"Once there was a great ninja, capable of holding his breath for an hour and remaining perfectly still for so long that moss began to grow on his eyelashes. He could kill with a touch and disguise himself as common household objects. He could climb a wall of butter."
For some reason I was immediately amused and therefore "gripped." This is the way I want to grip someone's attention. It's an ordinary paragraph and I'm not even interested in ninjas but the moss and common household objects was unique enough to cause me to read further.
And further down:
"Like so many other things, it's all Sun Tzu's fault. He was the guy who pointed out that you can win a battle before firing an arrow, if you can sow enough confusion and disarray in the other side's camp. In matters of love it's much the same."

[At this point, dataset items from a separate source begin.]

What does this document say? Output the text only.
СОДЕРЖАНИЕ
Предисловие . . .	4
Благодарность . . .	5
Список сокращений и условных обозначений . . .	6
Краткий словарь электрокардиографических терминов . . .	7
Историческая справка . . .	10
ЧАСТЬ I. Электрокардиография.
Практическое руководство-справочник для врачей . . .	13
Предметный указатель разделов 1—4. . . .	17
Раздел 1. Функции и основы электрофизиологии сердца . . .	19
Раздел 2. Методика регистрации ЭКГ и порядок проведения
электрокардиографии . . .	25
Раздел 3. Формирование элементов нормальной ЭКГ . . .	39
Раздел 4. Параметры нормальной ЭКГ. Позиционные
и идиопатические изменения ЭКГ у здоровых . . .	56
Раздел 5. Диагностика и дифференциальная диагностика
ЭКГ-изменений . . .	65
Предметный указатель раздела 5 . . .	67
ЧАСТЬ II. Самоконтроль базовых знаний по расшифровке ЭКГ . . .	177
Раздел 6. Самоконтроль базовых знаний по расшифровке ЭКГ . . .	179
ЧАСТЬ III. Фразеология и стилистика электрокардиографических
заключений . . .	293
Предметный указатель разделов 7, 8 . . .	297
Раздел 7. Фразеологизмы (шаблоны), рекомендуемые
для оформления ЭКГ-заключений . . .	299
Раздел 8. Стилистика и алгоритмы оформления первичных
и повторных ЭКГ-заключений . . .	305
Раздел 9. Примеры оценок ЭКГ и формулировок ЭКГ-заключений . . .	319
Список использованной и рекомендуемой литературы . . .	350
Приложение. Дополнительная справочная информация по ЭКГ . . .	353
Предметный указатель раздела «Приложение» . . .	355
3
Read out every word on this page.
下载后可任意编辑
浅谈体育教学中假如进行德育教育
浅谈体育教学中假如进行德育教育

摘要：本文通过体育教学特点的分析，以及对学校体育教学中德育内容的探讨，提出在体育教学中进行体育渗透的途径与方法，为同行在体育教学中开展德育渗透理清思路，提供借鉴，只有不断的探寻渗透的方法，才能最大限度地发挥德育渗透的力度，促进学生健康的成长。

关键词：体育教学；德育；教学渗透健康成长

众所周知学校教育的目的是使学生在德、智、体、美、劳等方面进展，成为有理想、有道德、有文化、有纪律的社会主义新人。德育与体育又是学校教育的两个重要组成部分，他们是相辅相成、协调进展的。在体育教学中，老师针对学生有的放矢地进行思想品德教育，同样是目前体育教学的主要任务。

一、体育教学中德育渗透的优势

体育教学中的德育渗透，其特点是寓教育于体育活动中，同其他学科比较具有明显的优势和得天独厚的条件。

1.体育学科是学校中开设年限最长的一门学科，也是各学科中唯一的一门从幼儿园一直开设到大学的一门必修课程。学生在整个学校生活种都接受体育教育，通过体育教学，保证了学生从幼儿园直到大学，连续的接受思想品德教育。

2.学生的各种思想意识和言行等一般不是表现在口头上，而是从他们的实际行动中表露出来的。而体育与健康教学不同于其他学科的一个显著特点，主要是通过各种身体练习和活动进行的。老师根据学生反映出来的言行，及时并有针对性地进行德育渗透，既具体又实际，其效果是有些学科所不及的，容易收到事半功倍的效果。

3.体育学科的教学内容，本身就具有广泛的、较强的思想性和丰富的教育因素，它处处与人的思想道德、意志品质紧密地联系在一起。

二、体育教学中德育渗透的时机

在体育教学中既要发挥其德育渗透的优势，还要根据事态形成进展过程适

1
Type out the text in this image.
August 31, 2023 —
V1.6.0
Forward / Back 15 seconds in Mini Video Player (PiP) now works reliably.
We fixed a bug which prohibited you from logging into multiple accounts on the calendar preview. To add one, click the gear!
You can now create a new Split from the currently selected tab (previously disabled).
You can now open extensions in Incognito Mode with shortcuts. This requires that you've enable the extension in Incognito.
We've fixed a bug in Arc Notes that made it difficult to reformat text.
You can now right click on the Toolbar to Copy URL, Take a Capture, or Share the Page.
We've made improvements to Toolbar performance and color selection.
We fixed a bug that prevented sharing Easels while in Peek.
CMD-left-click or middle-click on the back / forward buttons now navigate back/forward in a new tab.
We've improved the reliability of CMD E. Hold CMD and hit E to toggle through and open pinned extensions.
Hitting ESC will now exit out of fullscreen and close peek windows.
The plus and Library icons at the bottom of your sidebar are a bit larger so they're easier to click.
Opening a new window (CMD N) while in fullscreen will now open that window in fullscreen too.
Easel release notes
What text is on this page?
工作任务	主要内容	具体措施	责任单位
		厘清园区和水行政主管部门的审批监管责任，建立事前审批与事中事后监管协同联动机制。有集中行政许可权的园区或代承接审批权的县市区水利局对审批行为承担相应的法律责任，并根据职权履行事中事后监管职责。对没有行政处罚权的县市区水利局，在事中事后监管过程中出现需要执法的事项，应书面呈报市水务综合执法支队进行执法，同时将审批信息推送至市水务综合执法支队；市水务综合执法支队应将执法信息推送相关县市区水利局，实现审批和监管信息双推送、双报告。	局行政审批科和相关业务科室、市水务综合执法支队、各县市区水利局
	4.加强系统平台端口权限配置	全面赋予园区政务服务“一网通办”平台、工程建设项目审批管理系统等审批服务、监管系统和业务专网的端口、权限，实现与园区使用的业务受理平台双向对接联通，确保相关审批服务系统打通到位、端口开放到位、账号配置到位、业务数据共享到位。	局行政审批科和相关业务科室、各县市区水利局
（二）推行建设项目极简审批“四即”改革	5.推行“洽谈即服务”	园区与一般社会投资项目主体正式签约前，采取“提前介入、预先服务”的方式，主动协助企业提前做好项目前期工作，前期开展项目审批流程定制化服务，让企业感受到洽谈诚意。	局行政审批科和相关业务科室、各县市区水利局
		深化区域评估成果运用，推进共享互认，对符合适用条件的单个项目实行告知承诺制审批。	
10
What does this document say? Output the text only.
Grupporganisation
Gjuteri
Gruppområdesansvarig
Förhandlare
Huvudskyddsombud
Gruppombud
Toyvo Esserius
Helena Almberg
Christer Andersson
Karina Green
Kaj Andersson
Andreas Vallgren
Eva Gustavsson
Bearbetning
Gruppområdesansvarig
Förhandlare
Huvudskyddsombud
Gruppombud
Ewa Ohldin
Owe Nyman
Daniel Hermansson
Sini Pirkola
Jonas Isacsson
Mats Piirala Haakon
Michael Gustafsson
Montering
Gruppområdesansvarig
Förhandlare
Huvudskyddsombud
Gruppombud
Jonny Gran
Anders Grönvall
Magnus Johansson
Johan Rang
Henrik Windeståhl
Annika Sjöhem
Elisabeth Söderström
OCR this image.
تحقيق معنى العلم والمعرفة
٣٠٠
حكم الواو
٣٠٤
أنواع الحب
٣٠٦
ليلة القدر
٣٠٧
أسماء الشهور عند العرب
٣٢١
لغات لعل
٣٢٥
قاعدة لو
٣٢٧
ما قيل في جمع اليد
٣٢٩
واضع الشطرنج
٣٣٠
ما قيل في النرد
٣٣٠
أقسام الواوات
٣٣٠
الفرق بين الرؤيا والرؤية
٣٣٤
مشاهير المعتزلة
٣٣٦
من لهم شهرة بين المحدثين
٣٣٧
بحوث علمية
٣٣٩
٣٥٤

I didn't read the whole thing. I didn't feel like I had enough time to waste more than an hour there so I flipped through the rest of the book-sized magazine and my eyes caught another story, Sometime, Soon, We Are Taking Over by Kate Angus. She started talking about the first time she died. She was on the phone with a nagging boss who was going on about how she left work after breaking the copier machine. She was on the phone, coming up on a red light which reminded her of the red light on the retarded machine, aggressively ran the light and ended up in a terrible collision. It was written so well. I wanted to read and re-read it but I only scribbled down the title in hopes of finding it on the internet. Which I haven't.
Anyways, the funny thing is she turned into a zombie. She stumbled out of the car, realized her brains were spilling out and that zombies didn't actually crave brains for eating but rather in an attempt to fill something that was empty. She also became a lesbian and found a zombie lover.
I'm tempted to run up to the bank, withdraw a little cash, and go buy the little magazine for these two stories.
In an interview with an editor, when asked how she handles stress and believe me her job sounded stressful, she said that she always remembered a thing that her friend, Pat Strachan (a big-time editor), would say: "Just remember, when you're all stressed out, that the lives of young children not at stake."